The Evil Within – Clair de Lune (Claude Debussy)

Developed as the spiritual successor to the much celebrated Resident Evil 4, 2014’s The Evil Within borrows certain musical ideas (among other things) from the venerable horror series: namely that save room music should elicit an anxious calm in the player—half soothing, half unsettling; and the notion that there is something spooky about classical piano music playing in isolated places. In this instance, the third movement of Debussy’s Suite bergamasque can be heard as if played through a grainy old time radio.  

 

Valiant Hearts: The Great War – Various (Brahms, Offenbach)

Ubisoft’s touching point ’n click adventure Valiant Hearts: The Great War—a rare video game exploration of the First World War—features a poignant and beautiful original soundtrack. It intersperses this with a mad dash of musical humour during its car chase sequences: whilst you veer left and right to avoid shells and other vehicles, several choice cuts of classical music add to the mayhem, including Johannes Brahms’ Hungarian Dance No.5 and the piece best associated with the can-can dance, the Infernal Galop from Jacques Offenbach’s Orpheus in the Underworld (playing in the video above).  

 

Elite – The Blue Danube (Johann Strauss II)

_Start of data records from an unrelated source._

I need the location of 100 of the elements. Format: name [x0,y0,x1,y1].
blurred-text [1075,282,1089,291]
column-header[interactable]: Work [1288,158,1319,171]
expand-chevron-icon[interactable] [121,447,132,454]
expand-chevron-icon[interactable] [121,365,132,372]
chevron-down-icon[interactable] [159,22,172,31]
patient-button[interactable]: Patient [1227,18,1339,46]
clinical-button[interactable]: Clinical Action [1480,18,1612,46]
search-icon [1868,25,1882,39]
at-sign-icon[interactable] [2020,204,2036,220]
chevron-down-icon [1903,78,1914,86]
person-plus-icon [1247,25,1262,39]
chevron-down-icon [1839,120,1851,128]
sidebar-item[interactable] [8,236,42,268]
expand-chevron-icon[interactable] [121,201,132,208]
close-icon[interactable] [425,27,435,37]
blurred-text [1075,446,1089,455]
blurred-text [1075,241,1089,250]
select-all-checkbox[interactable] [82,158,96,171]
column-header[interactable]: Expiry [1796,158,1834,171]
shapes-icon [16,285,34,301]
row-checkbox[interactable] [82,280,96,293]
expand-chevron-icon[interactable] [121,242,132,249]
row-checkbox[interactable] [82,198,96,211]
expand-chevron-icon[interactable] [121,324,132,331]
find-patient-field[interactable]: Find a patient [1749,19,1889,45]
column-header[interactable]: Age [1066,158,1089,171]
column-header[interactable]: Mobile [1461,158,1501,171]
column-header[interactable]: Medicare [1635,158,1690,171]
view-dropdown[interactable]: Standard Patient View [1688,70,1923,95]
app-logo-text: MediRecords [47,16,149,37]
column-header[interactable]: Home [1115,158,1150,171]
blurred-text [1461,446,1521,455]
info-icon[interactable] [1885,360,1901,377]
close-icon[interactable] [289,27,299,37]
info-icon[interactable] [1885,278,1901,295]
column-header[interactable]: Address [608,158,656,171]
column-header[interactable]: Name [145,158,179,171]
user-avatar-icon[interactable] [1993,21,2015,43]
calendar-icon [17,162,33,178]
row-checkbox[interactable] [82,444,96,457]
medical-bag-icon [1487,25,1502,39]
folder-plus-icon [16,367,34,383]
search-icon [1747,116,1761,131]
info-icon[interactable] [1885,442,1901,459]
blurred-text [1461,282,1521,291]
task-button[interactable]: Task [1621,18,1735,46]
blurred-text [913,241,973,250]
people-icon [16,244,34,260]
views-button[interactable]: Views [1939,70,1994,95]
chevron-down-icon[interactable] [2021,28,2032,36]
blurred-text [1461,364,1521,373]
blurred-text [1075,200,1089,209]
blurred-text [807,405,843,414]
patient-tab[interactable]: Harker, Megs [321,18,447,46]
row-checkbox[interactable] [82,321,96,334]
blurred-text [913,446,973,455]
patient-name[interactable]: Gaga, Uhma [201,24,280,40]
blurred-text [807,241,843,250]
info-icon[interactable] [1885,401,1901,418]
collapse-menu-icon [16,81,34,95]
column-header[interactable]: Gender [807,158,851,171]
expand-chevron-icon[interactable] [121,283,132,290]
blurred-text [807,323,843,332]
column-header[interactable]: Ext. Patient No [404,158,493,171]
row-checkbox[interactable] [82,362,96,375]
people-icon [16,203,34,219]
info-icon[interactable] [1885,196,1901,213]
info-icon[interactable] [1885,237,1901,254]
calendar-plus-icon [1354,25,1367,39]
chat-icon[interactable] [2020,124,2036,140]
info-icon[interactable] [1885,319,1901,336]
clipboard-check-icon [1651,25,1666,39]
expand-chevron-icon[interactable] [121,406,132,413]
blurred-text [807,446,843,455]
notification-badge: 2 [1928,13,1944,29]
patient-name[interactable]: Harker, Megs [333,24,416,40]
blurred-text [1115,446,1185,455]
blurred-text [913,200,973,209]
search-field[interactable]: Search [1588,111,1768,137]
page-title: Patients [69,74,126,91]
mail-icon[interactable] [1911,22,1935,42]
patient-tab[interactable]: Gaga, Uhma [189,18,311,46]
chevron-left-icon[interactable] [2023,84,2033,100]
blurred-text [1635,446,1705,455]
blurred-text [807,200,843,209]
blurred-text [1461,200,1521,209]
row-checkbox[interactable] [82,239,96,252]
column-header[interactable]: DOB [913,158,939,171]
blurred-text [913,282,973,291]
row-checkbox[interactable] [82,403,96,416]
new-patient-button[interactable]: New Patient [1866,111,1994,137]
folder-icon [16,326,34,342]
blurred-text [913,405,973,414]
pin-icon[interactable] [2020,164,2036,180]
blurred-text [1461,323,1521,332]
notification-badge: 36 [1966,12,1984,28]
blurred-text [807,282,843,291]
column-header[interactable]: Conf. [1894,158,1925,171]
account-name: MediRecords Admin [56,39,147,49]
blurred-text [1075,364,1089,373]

If you think the original Elite is looking a bit dated (released in 1984 on the BBC Micro and Acorn Electron), consider that (still) one of the most recognisable pieces of music in the world—The Blue Danube by the king of the schmaltzy waltz, Johann Strauss II—is 150 years old. The piece was included in the seminal space game as a nod to a similar sequence in Stanley Kubrick’s hugely aesthetically influential 1968 film, 2001: A Space Odyssey.  

 

Eternal Sonata – Various (Frédéric Chopin)

The lush looking 2007 JRPG Eternal Sonata not only heavily features the music of 19th Century composer Frédéric Chopin—its storyline starts with a fictionalised version of the Polish piano whizz on his deathbed, dreaming up a fantasy world. The game’s eight chapters are based on various Chopin compositions (such as the Raindrop prelude, as in the video above) which are introduced with a montage of real world imagery and information about his life. Character names are music-based, for instance the not-exactly-subtle ‘Count Waltz of Forte’.  

 

Peggle – Ode To Joy / Symphony No. 9 (Ludwig van Beethoven)

The development team behind PopCap’s 2007 puzzle game Peggle took sound very seriously—all the plops, plinks and plunks were carefully pored over to provide just the right feel. But there turned out to be a very simple way to bring pure joy to players as they approached the end of each level: blast them with the loud choral bit from the final movement of Beethoven’s ninth symphony.  

 

Fantasia Music Evolved – Various (Bach, Dvořák, Liszt, Mussorgsky, Tchaikovsky, Vivaldi)

Fantasia Music Evolved—a motion-controlled conducting game featuring classical and contemporary music—is by all accounts a magical musical experience that was perhaps a bit unlucky to have been released around the 2014 launch of the Xbox One amidst controversy around the formerly mandatory Kinect controller (on which the game relies). Dance Central and Rock Band developer Harmonix included a mixture of genres, with Fallout 4 composer Inon Zur overseeing new arrangements. Of the pieces featured in the 1940 Disney film Fantasia, only Modest Mussorgsky’s Night on Bald Mountain, made it into the game’s tracklist.  

 

Kingdom Hearts 3D: Dream Drop Distance – Various (Beethoven, Dukas, Mussorgsky, Tchaikovsky)

Given that the Kingdom Hearts franchise is predicated on numerous Disney properties, it was no surprise to see its Nintendo 3DS entry, Dream Drop Distance, dip into the universe of the 1940 classical music film Fantasia. Gamers are treated to Mickey Mouse in one of his most iconic roles (and outfits) as The Sorcerer's Apprentice, soundtracked by Paul Dukas’s famous 1897 work of the same name.